The archival materials consist of documents of LGBT+ festivals, LGBT+ organization in Hungary, and leaflets, posters and other small prints (flyers, brochures etc.).

=== Textiles, objects ===

The collection includes textiles (T-shirts, bags, flags, molinos etc.), billboards, banners, gifts, souvenirs, badges etc. also.

== Electronic database and catalogue ==

The electronic database and catalogue system of the Háttér Archive will be published on the webpage of Háttér Society soon. The database system contains LGBT+ themed literary works, films, newspaper articles available in Hungary.
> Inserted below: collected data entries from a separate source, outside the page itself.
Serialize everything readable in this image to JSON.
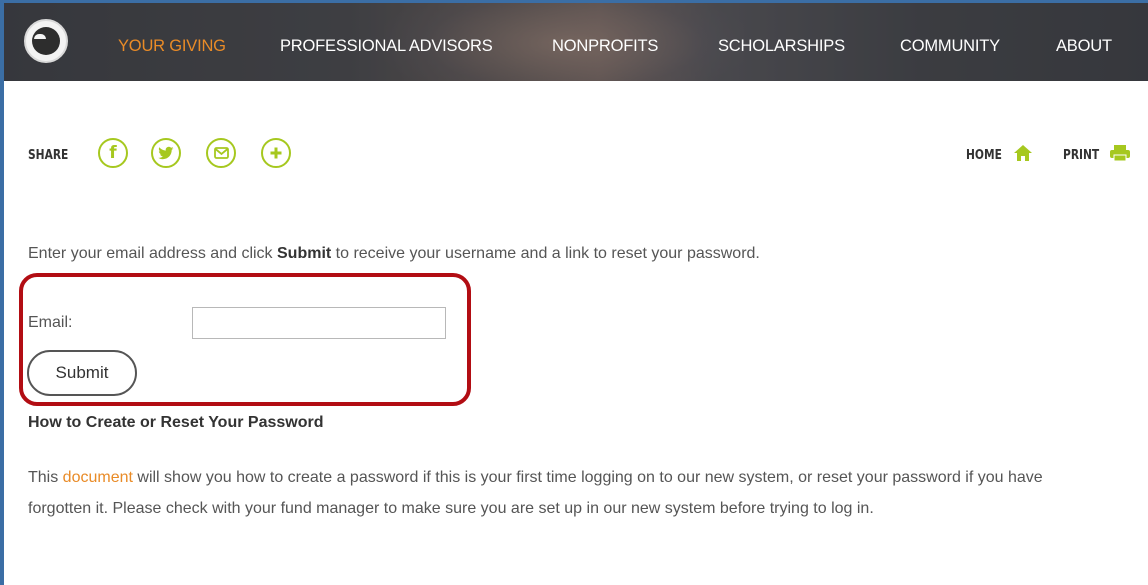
{
  "nav": {
    "items": [
      {
        "label": "YOUR GIVING",
        "active": true
      },
      {
        "label": "PROFESSIONAL ADVISORS",
        "active": false
      },
      {
        "label": "NONPROFITS",
        "active": false
      },
      {
        "label": "SCHOLARSHIPS",
        "active": false
      },
      {
        "label": "COMMUNITY",
        "active": false
      },
      {
        "label": "ABOUT",
        "active": false
      }
    ]
  },
  "share": {
    "label": "SHARE",
    "icons": [
      "facebook-icon",
      "twitter-icon",
      "email-icon",
      "plus-icon"
    ]
  },
  "utility": {
    "home_label": "HOME",
    "print_label": "PRINT"
  },
  "form": {
    "intro_before": "Enter your email address and click ",
    "intro_bold": "Submit",
    "intro_after": " to receive your username and a link to reset your password.",
    "email_label": "Email:",
    "email_value": "",
    "submit_label": "Submit"
  },
  "help": {
    "title": "How to Create or Reset Your Password",
    "text_before": "This ",
    "link_text": "document",
    "text_after": " will show you how to create a password if this is your first time logging on to our new system, or reset your password if you have forgotten it. Please check with your fund manager to make sure you are set up in our new system before trying to log in."
  },
  "colors": {
    "accent_orange": "#e98b27",
    "accent_green": "#a6c81f",
    "highlight_red": "#b20d13"
  }
}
This catalogue will be extended with audio-visual materials as well as leaflets, posters, and other archival materials which are collected by the Archive.

== Clients ==

The archive can assist mostly to students in higher education to prepare their papers, theses and doctoral dissertations; researchers by providing access to hard-to-reach scientific materials to be used in various research projects (e.g. surveys among transgender people, young gay men, policemen, health workers etc.); journalists to show a more accurate and diverse picture of the LGBT+ community.

== Networkings ==

Háttér Archive have collaborated with IHLIA-Homodok by sending materials (books, brochures, flyers etc.) for centralized archiving. The Archive is working together with ONE National Gay & Lesbian Archives as well. Members of the Archive took part in recent LGBT ALMS Conferences (Amsterdam, 2012; London, 2016) and in other projects (e.g. OpenUp project). The Archive also has professional ties with the Metropolitan Ervin Szabó Library of Budapest.

== Other activities ==

Háttér Archive also takes an active part in organizing the LGBT History Month in Hungary (with the other main organizer Labrisz Lesbian Association) every February by organizing workshops, lectures and other cultural events.

In 2021, Háttér Archive co-organised an offline and online exhibition with Blinken Open Society Archives entitled Records Uncovered. The exhibition focuses on the gay and lesbian movements in Central and Southeastern Europe between the mid 1940s and the early 1990s.